I legami umani, in un modo consumistico, sono stati sostituiti dalle “connessioni”. Oggi è possibile farsi nuovi amici e instaurare nuove relazioni cliccando un solo tasto sul proprio computer, ma queste vengono infrante con la stessa rapidità con cui si sono instaurate.
Basta un click per avere un amico, un altro click per eliminarlo.
Farsi degli amici offline è molto più complicato, richiede impegno e fatica, attenzione e responsabilità, anche quando si decide di abbandonare una relazione, qualsiasi essa sia.
Felicità ad ogni costo.
Oltre l’aspetto consumistico, c’è un altro elemento da tenere presente ed è quello che potremmo definire “felicità ad ogni costo”.

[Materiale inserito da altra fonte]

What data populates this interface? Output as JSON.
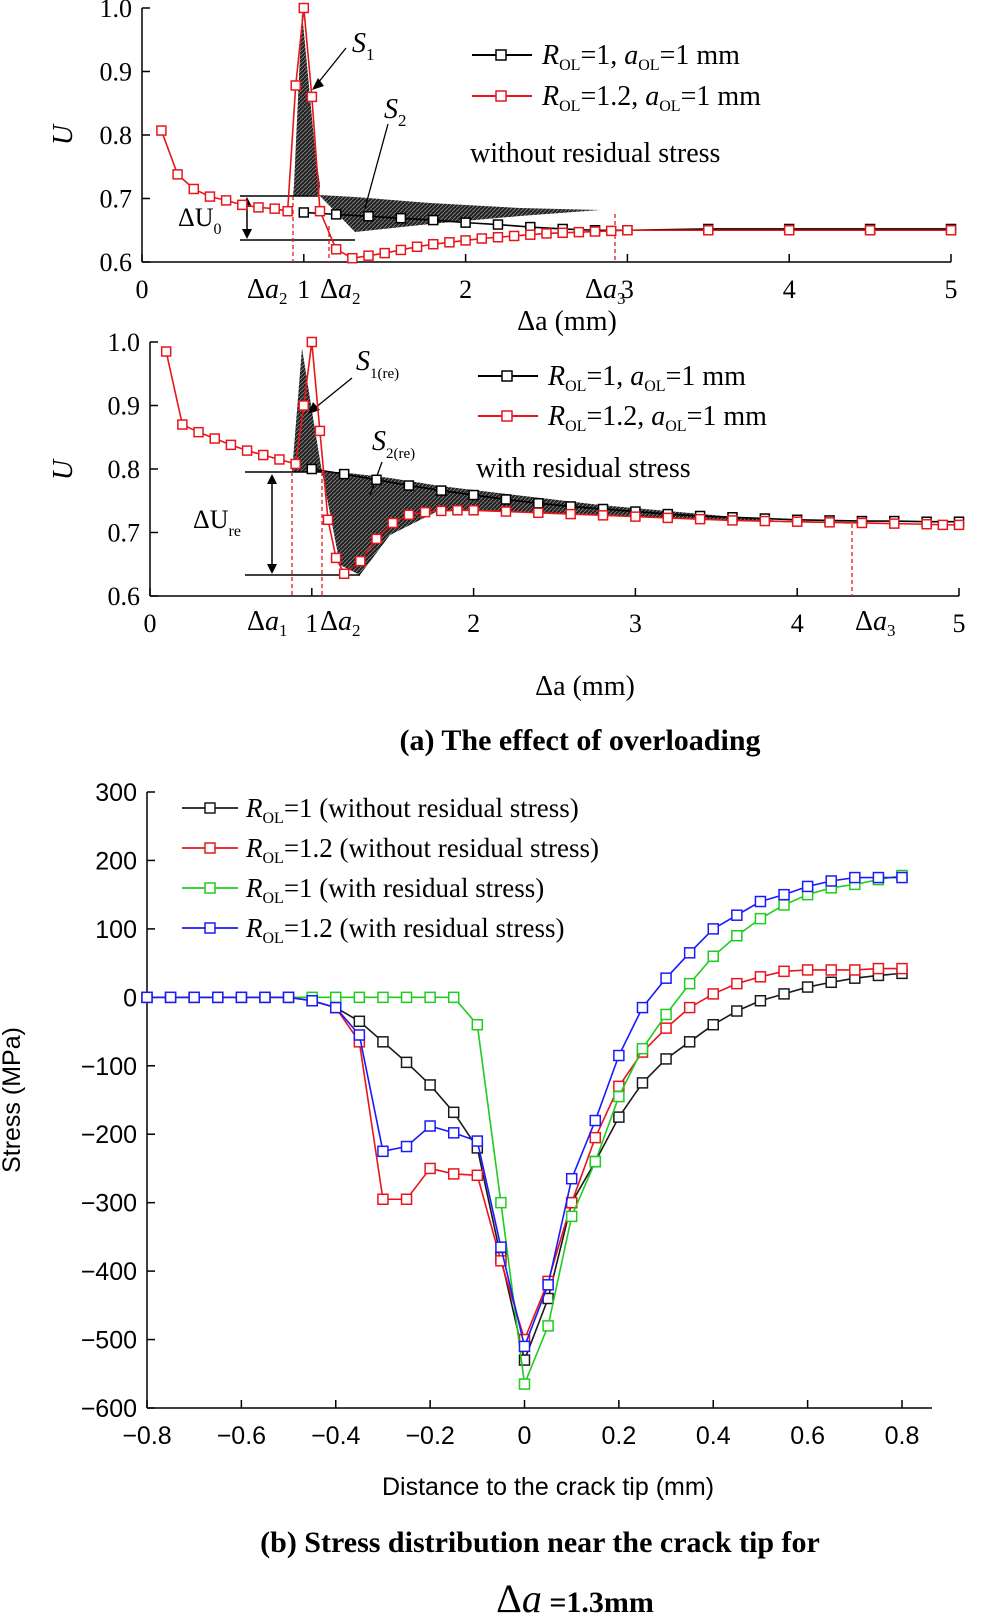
{
  "chart_data": [
    {
      "id": "a1",
      "type": "line",
      "panel_note": "without residual stress",
      "xlabel": "Δa (mm)",
      "ylabel": "U",
      "xlim": [
        0,
        5
      ],
      "ylim": [
        0.6,
        1.0
      ],
      "y_ticks": [
        "0.6",
        "0.7",
        "0.8",
        "0.9",
        "1.0"
      ],
      "x_ticks": [
        "0",
        "1",
        "2",
        "3",
        "4",
        "5"
      ],
      "x_marker_labels": [
        "Δa2",
        "Δa2",
        "Δa3"
      ],
      "legend": {
        "series1": {
          "R": "R",
          "sub1": "OL",
          "mid": "=1, ",
          "a": "a",
          "sub2": "OL",
          "tail": "=1 mm"
        },
        "series2": {
          "R": "R",
          "sub1": "OL",
          "mid": "=1.2, ",
          "a": "a",
          "sub2": "OL",
          "tail": "=1 mm"
        }
      },
      "area_labels": {
        "S1": "S",
        "S1_sub": "1",
        "S2": "S",
        "S2_sub": "2"
      },
      "delta_label": {
        "main": "ΔU",
        "sub": "0"
      },
      "series": [
        {
          "name": "R_OL=1, a_OL=1 mm",
          "color": "#000000",
          "x": [
            1.0,
            1.2,
            1.4,
            1.6,
            1.8,
            2.0,
            2.2,
            2.4,
            2.6,
            2.8,
            3.0,
            3.5,
            4.0,
            4.5,
            5.0
          ],
          "y": [
            0.678,
            0.675,
            0.672,
            0.669,
            0.666,
            0.662,
            0.659,
            0.655,
            0.652,
            0.65,
            0.65,
            0.652,
            0.652,
            0.652,
            0.652
          ]
        },
        {
          "name": "R_OL=1.2, a_OL=1 mm",
          "color": "#e8161b",
          "x": [
            0.12,
            0.22,
            0.32,
            0.42,
            0.52,
            0.62,
            0.72,
            0.82,
            0.9,
            0.95,
            1.0,
            1.05,
            1.1,
            1.2,
            1.3,
            1.4,
            1.5,
            1.6,
            1.7,
            1.8,
            1.9,
            2.0,
            2.1,
            2.2,
            2.3,
            2.4,
            2.5,
            2.6,
            2.7,
            2.8,
            2.9,
            3.0,
            3.5,
            4.0,
            4.5,
            5.0
          ],
          "y": [
            0.807,
            0.738,
            0.715,
            0.703,
            0.697,
            0.69,
            0.686,
            0.684,
            0.68,
            0.878,
            1.0,
            0.86,
            0.68,
            0.62,
            0.606,
            0.61,
            0.614,
            0.619,
            0.624,
            0.628,
            0.631,
            0.634,
            0.637,
            0.639,
            0.641,
            0.643,
            0.645,
            0.646,
            0.647,
            0.648,
            0.649,
            0.65,
            0.65,
            0.65,
            0.65,
            0.65
          ]
        }
      ]
    },
    {
      "id": "a2",
      "type": "line",
      "panel_note": "with residual stress",
      "xlabel": "Δa (mm)",
      "ylabel": "U",
      "xlim": [
        0,
        5
      ],
      "ylim": [
        0.6,
        1.0
      ],
      "y_ticks": [
        "0.6",
        "0.7",
        "0.8",
        "0.9",
        "1.0"
      ],
      "x_ticks": [
        "0",
        "1",
        "2",
        "3",
        "4",
        "5"
      ],
      "x_marker_labels": [
        "Δa1",
        "Δa2",
        "Δa3"
      ],
      "legend": {
        "series1": {
          "R": "R",
          "sub1": "OL",
          "mid": "=1, ",
          "a": "a",
          "sub2": "OL",
          "tail": "=1 mm"
        },
        "series2": {
          "R": "R",
          "sub1": "OL",
          "mid": "=1.2, ",
          "a": "a",
          "sub2": "OL",
          "tail": "=1 mm"
        }
      },
      "area_labels": {
        "S1": "S",
        "S1_sub": "1(re)",
        "S2": "S",
        "S2_sub": "2(re)"
      },
      "delta_label": {
        "main": "ΔU",
        "sub": "re"
      },
      "series": [
        {
          "name": "R_OL=1, a_OL=1 mm",
          "color": "#000000",
          "x": [
            1.0,
            1.2,
            1.4,
            1.6,
            1.8,
            2.0,
            2.2,
            2.4,
            2.6,
            2.8,
            3.0,
            3.2,
            3.4,
            3.6,
            3.8,
            4.0,
            4.2,
            4.4,
            4.6,
            4.8,
            5.0
          ],
          "y": [
            0.8,
            0.792,
            0.783,
            0.774,
            0.766,
            0.759,
            0.752,
            0.746,
            0.741,
            0.737,
            0.733,
            0.729,
            0.726,
            0.724,
            0.722,
            0.72,
            0.719,
            0.718,
            0.718,
            0.717,
            0.717
          ]
        },
        {
          "name": "R_OL=1.2, a_OL=1 mm",
          "color": "#e8161b",
          "x": [
            0.1,
            0.2,
            0.3,
            0.4,
            0.5,
            0.6,
            0.7,
            0.8,
            0.9,
            0.95,
            1.0,
            1.05,
            1.1,
            1.15,
            1.2,
            1.3,
            1.4,
            1.5,
            1.6,
            1.7,
            1.8,
            1.9,
            2.0,
            2.2,
            2.4,
            2.6,
            2.8,
            3.0,
            3.2,
            3.4,
            3.6,
            3.8,
            4.0,
            4.2,
            4.4,
            4.6,
            4.8,
            4.9,
            5.0
          ],
          "y": [
            0.985,
            0.87,
            0.858,
            0.848,
            0.838,
            0.829,
            0.822,
            0.815,
            0.808,
            0.9,
            1.0,
            0.86,
            0.72,
            0.66,
            0.635,
            0.655,
            0.69,
            0.715,
            0.728,
            0.732,
            0.734,
            0.735,
            0.735,
            0.733,
            0.731,
            0.729,
            0.727,
            0.725,
            0.723,
            0.721,
            0.719,
            0.718,
            0.717,
            0.716,
            0.715,
            0.714,
            0.713,
            0.712,
            0.712
          ]
        }
      ]
    },
    {
      "id": "b",
      "type": "line",
      "xlabel": "Distance to the crack tip (mm)",
      "ylabel": "Stress (MPa)",
      "xlim": [
        -0.8,
        0.8
      ],
      "ylim": [
        -600,
        300
      ],
      "x_ticks": [
        "−0.8",
        "−0.6",
        "−0.4",
        "−0.2",
        "0",
        "0.2",
        "0.4",
        "0.6",
        "0.8"
      ],
      "y_ticks": [
        "−600",
        "−500",
        "−400",
        "−300",
        "−200",
        "−100",
        "0",
        "100",
        "200",
        "300"
      ],
      "legend": [
        {
          "R": "R",
          "sub": "OL",
          "text": "=1 (without residual stress)"
        },
        {
          "R": "R",
          "sub": "OL",
          "text": "=1.2 (without residual stress)"
        },
        {
          "R": "R",
          "sub": "OL",
          "text": "=1 (with residual stress)"
        },
        {
          "R": "R",
          "sub": "OL",
          "text": "=1.2 (with residual stress)"
        }
      ],
      "series": [
        {
          "name": "R_OL=1 (without residual stress)",
          "color": "#1a1a1a",
          "x": [
            -0.8,
            -0.75,
            -0.7,
            -0.65,
            -0.6,
            -0.55,
            -0.5,
            -0.45,
            -0.4,
            -0.35,
            -0.3,
            -0.25,
            -0.2,
            -0.15,
            -0.1,
            -0.05,
            0,
            0.05,
            0.1,
            0.15,
            0.2,
            0.25,
            0.3,
            0.35,
            0.4,
            0.45,
            0.5,
            0.55,
            0.6,
            0.65,
            0.7,
            0.75,
            0.8
          ],
          "y": [
            0,
            0,
            0,
            0,
            0,
            0,
            0,
            -5,
            -15,
            -35,
            -65,
            -95,
            -128,
            -168,
            -220,
            -380,
            -530,
            -440,
            -300,
            -240,
            -175,
            -125,
            -90,
            -65,
            -40,
            -20,
            -5,
            5,
            15,
            22,
            28,
            32,
            35
          ]
        },
        {
          "name": "R_OL=1.2 (without residual stress)",
          "color": "#e8161b",
          "x": [
            -0.8,
            -0.75,
            -0.7,
            -0.65,
            -0.6,
            -0.55,
            -0.5,
            -0.45,
            -0.4,
            -0.35,
            -0.3,
            -0.25,
            -0.2,
            -0.15,
            -0.1,
            -0.05,
            0,
            0.05,
            0.1,
            0.15,
            0.2,
            0.25,
            0.3,
            0.35,
            0.4,
            0.45,
            0.5,
            0.55,
            0.6,
            0.65,
            0.7,
            0.75,
            0.8
          ],
          "y": [
            0,
            0,
            0,
            0,
            0,
            0,
            0,
            -5,
            -15,
            -65,
            -295,
            -295,
            -250,
            -258,
            -260,
            -385,
            -500,
            -415,
            -300,
            -205,
            -130,
            -80,
            -45,
            -15,
            5,
            20,
            30,
            38,
            40,
            40,
            40,
            42,
            42
          ]
        },
        {
          "name": "R_OL=1 (with residual stress)",
          "color": "#1fcc1f",
          "x": [
            -0.8,
            -0.75,
            -0.7,
            -0.65,
            -0.6,
            -0.55,
            -0.5,
            -0.45,
            -0.4,
            -0.35,
            -0.3,
            -0.25,
            -0.2,
            -0.15,
            -0.1,
            -0.05,
            0,
            0.05,
            0.1,
            0.15,
            0.2,
            0.25,
            0.3,
            0.35,
            0.4,
            0.45,
            0.5,
            0.55,
            0.6,
            0.65,
            0.7,
            0.75,
            0.8
          ],
          "y": [
            0,
            0,
            0,
            0,
            0,
            0,
            0,
            0,
            0,
            0,
            0,
            0,
            0,
            0,
            -40,
            -300,
            -565,
            -480,
            -320,
            -240,
            -145,
            -75,
            -25,
            20,
            60,
            90,
            115,
            135,
            150,
            160,
            165,
            172,
            178
          ]
        },
        {
          "name": "R_OL=1.2 (with residual stress)",
          "color": "#1a1aff",
          "x": [
            -0.8,
            -0.75,
            -0.7,
            -0.65,
            -0.6,
            -0.55,
            -0.5,
            -0.45,
            -0.4,
            -0.35,
            -0.3,
            -0.25,
            -0.2,
            -0.15,
            -0.1,
            -0.05,
            0,
            0.05,
            0.1,
            0.15,
            0.2,
            0.25,
            0.3,
            0.35,
            0.4,
            0.45,
            0.5,
            0.55,
            0.6,
            0.65,
            0.7,
            0.75,
            0.8
          ],
          "y": [
            0,
            0,
            0,
            0,
            0,
            0,
            0,
            -5,
            -15,
            -55,
            -225,
            -218,
            -188,
            -198,
            -210,
            -365,
            -510,
            -420,
            -265,
            -180,
            -85,
            -15,
            28,
            65,
            100,
            120,
            140,
            150,
            162,
            170,
            175,
            175,
            175
          ]
        }
      ]
    }
  ],
  "captions": {
    "a": "(a)   The effect of overloading",
    "b_line1": "(b)   Stress distribution near the crack tip for",
    "b_delta": "Δ",
    "b_a": "a",
    "b_tail": " =1.3mm"
  }
}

La società ci vuole sempre felici, vincenti, realizzati. Non abbiamo più la libertà di mostrare le nostre debolezze.
La debolezza è sinonimo di fallimento, di incapacità e di insuccesso. Quindi reprimiamo il più possibile, nascondiamo le nostre fragilità per offrire al mondo che ci circonda sempre la parte forte, vincente e migliore di noi. Ma questo mi porta a chiedere: di fronte alle debolezze dell’altro, come ci comportiamo? Fuggiamo? Siamo ancora capaci di comprenderle? Siamo in grado di accettarle, visto che non riusciamo più a mostrare le nostre?
Anche in questo caso mi viene in aiuto Bauman, che afferma: “L’amore richiede energia. Dedicare il nostro tempo ad aiutare l’altro nei momenti difficili, andare incontro ai suoi bisogni e desideri più che ai nostri, è diventato superfluo: comprare regali in un negozio è più che sufficiente a ricompensare la nostra mancanza di compassione, amicizia o attenzione. Ma possiamo comprare tutto, non l’amore”.